James Edwards in 'Home of the Brave" (1949).

James Edwards in ‘Home of the Brave” (1949).

Winston managed to turn it all into a career, if somewhat haphazardly at first after moving to Vermont in the early ‘70s. He began by helping to select films for Sunday night showings at Goddard College, though the only title he now remembers is East of Eden with James Dean: “I recall wondering as [it] unspooled if its long-ago setting (Salinas, California, in 1915) and its heart-on-the-sleeve emotionality made it a wise choice for (I’m guessing) a predominantly stoned audience.”

But it was an urge to see some of Stanley Kubrick’s early works (Lolita, Paths of Glory, Dr. Strangelove…) that led Winston into creating the Lightning Ridge Film Society, which began in 1973 at the Montpelier Pavilion Auditorium with a showing of the British horror thriller Dead of Night (and later in the season, Kubrick’s The Killing).

The Society lasted for eight years, giving way to a more ambitious venture, the Savoy Theater on Main Street in Montpelier, Vermont’s capitol city. With a partner, Gary Ireland, Winston opened the theater in January of 1981, showing Casablanca, which it would often run, for free, in subsequent anniversary years.

Savoy

Ireland departed in 1999, and Winston’s wife, Andrea Serota, came on as a full partner in the theater and what had become a spin-off venture, Downstairs Video (unsurprisingly, in the basement below the theater).

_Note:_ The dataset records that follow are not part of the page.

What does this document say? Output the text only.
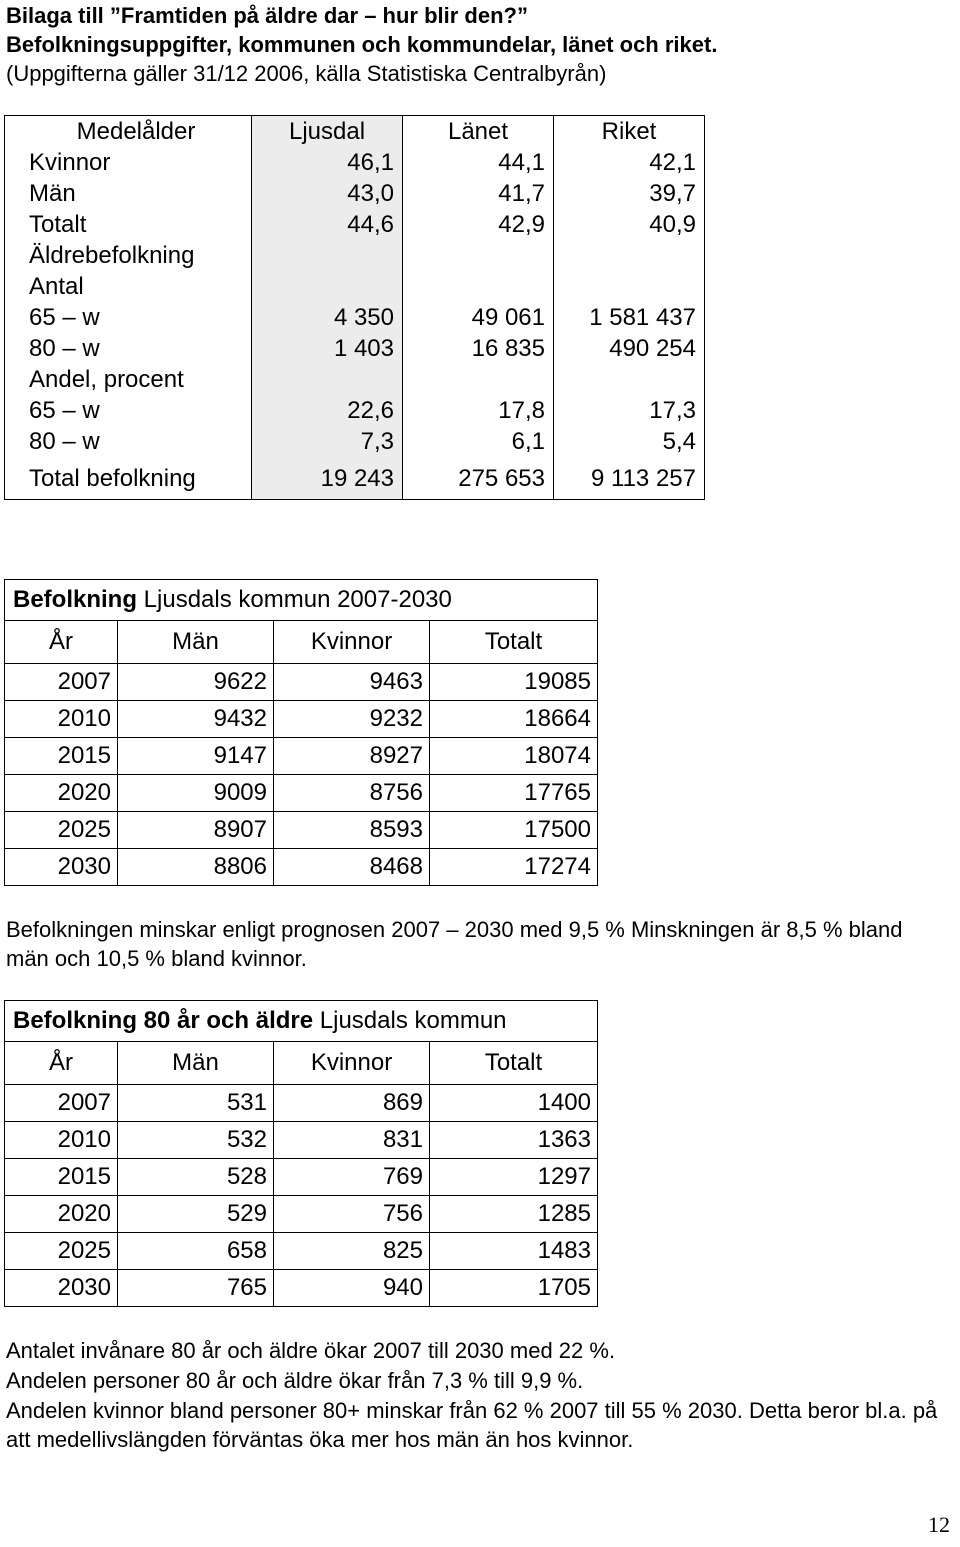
Bilaga till ”Framtiden på äldre dar – hur blir den?”
Befolkningsuppgifter, kommunen och kommundelar, länet och riket.
(Uppgifterna gäller 31/12 2006, källa Statistiska Centralbyrån)
Medelålder	Ljusdal	Länet	Riket
Kvinnor	46,1	44,1	42,1
Män	43,0	41,7	39,7
Totalt	44,6	42,9	40,9
Äldrebefolkning			
Antal			
65 – w	4 350	49 061	1 581 437
80 – w	1 403	16 835	490 254
Andel, procent			
65 – w	22,6	17,8	17,3
80 – w	7,3	6,1	5,4
Total befolkning	19 243	275 653	9 113 257
Befolkning Ljusdals kommun 2007-2030			
År	Män	Kvinnor	Totalt
2007	9622	9463	19085
2010	9432	9232	18664
2015	9147	8927	18074
2020	9009	8756	17765
2025	8907	8593	17500
2030	8806	8468	17274
Befolkningen minskar enligt prognosen 2007 – 2030 med 9,5 % Minskningen är 8,5 % bland män och 10,5 % bland kvinnor.
Befolkning 80 år och äldre Ljusdals kommun			
År	Män	Kvinnor	Totalt
2007	531	869	1400
2010	532	831	1363
2015	528	769	1297
2020	529	756	1285
2025	658	825	1483
2030	765	940	1705
Antalet invånare 80 år och äldre ökar 2007 till 2030 med 22 %.
Andelen personer 80 år och äldre ökar från 7,3 % till 9,9 %.
Andelen kvinnor bland personer 80+ minskar från 62 % 2007 till 55 % 2030. Detta beror bl.a. på att medellivslängden förväntas öka mer hos män än hos kvinnor.
12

They kept at it until selling in 2009, and the Savoy Theater is still up and running today, with its mix of independent films and international fare, and the annual Green Mountain Film Festival, which the Savoy began sponsoring in 1999.

Not to say it was all an uphill trajectory. There were plenty of vicissitudes along the way (if not a fire, a flood), and Winston details it all in a genial tone, with a dozen chapter breaks he calls “trailers” that highlight some of the pertinent films in his life, the theater’s life, the festival’s life. Scores of film personalities (directors, critics, musicians) also make cameos in the plethora of anecdotes to feast on here.

Now 76, Winston is still at it, in terms of classes and talks he leads, in person and on the internet. Clearly, he found it at the movies, and he makes it all sound like he’s really had a wonderful life.